In order to understand how the amount of weak labels introduced affects the weakly supervised model, we have experimented with three different ratios of weak labels. Based on the result of the previous experiment, we have used RoBERTa for both weakly supervised and supervised models. First, we have trained our models with all the weak labeled instances (approx. 170K), and then 50K and 25K weak labeled instances respectively, where the total number of instances in the dataset for this set of experiments is approximately 201K. Table 5 shows the results from these experiments. The results of these experiments indicate that the supervised model performs better than the weakly supervised method. As we keep adding more weak labeled data the performance decreases. The weak labeled instances are selected by confidence. This suggests that high-confidence labels contribute best to the detection, whereas low-confidence labels spoil the performance.
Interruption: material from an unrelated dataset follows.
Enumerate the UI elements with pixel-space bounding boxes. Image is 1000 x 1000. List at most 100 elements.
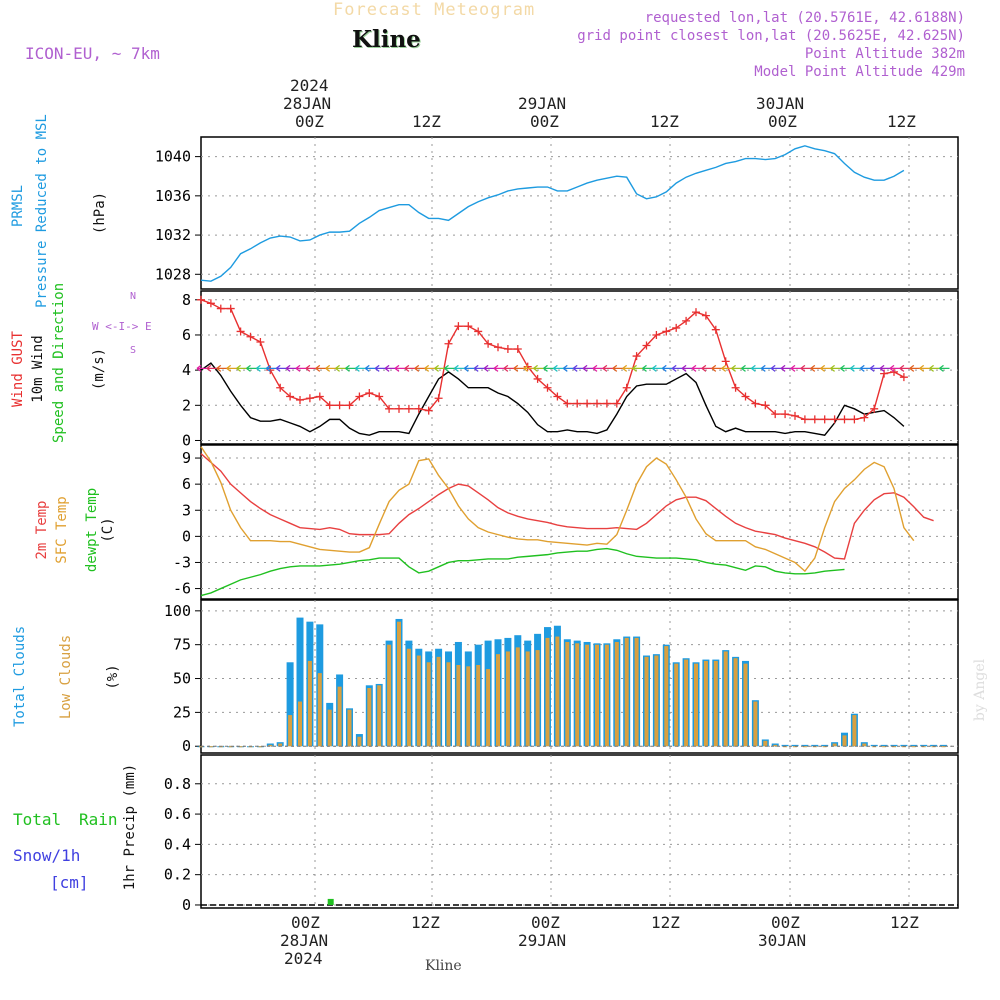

However, results also show that the difference between these models, (especially the supervised, weak 25K and weak 50K) is marginal. Given that we have tested our system with only one test set, we do not know how the results would change for other datasets. Additionally, our test set is relatively small compared to the training set (see Table 3). We expect weakly supervised models to perform better in conditions where the test set is similar or larger in size as the training data set. We believe that weakly supervised learning for fake news detection is a promising method and should be explored further. Also more research is required to verify the effect of weakly labeled data for fake news detection.

Table 3. Size of datasets used.
Table 4. Comparison of classifiers. For each of the five classifiers, we list the scores on the manually created test set, as well as the difference between the usage of weakly supervised labels. The rows refer to Logistic Regression (LR), XGBoost (XG), ALBERT (AL), XLNet (XL), and RoBERTa (Ro).
Table 5. The comparison of supervised and weakly supervised models with different ratios of weak labels.

5 Conclusions and Future Work

Automation will remain necessary to combat fake news as long as fact-checkers remain a scarce resource. Fake news classifiers rely on accurate labels. This work proposed and explored the use of weakly supervised learning that relies only on the content features. Our observations on the performance of different weak labeling frameworks suggest that Snuba performs better than Snorkel for this task. As a result of our experiments with five different classifiers, RoBERTa outperformed the other four classifiers both in supervised and weakly supervised tasks. We tested the weak labels’ utility for fake news detection with help of the NELA-GT-2019 data set and a manually created test set where it has been made publicly available. We observed that the more weak labels we introduced, the more the classification performance dropped. However, this decrease is not significant. Therefore weakly supervised learning may be a suitable method to use in the absence of labeled data. More research is necessary to investigate successful ways to blend weak labels without compromising performance.

As a future work, we intend to use additional data sets to verify our findings. Further, we will explore how to effectively use confidence score to estimate weak label’s effect.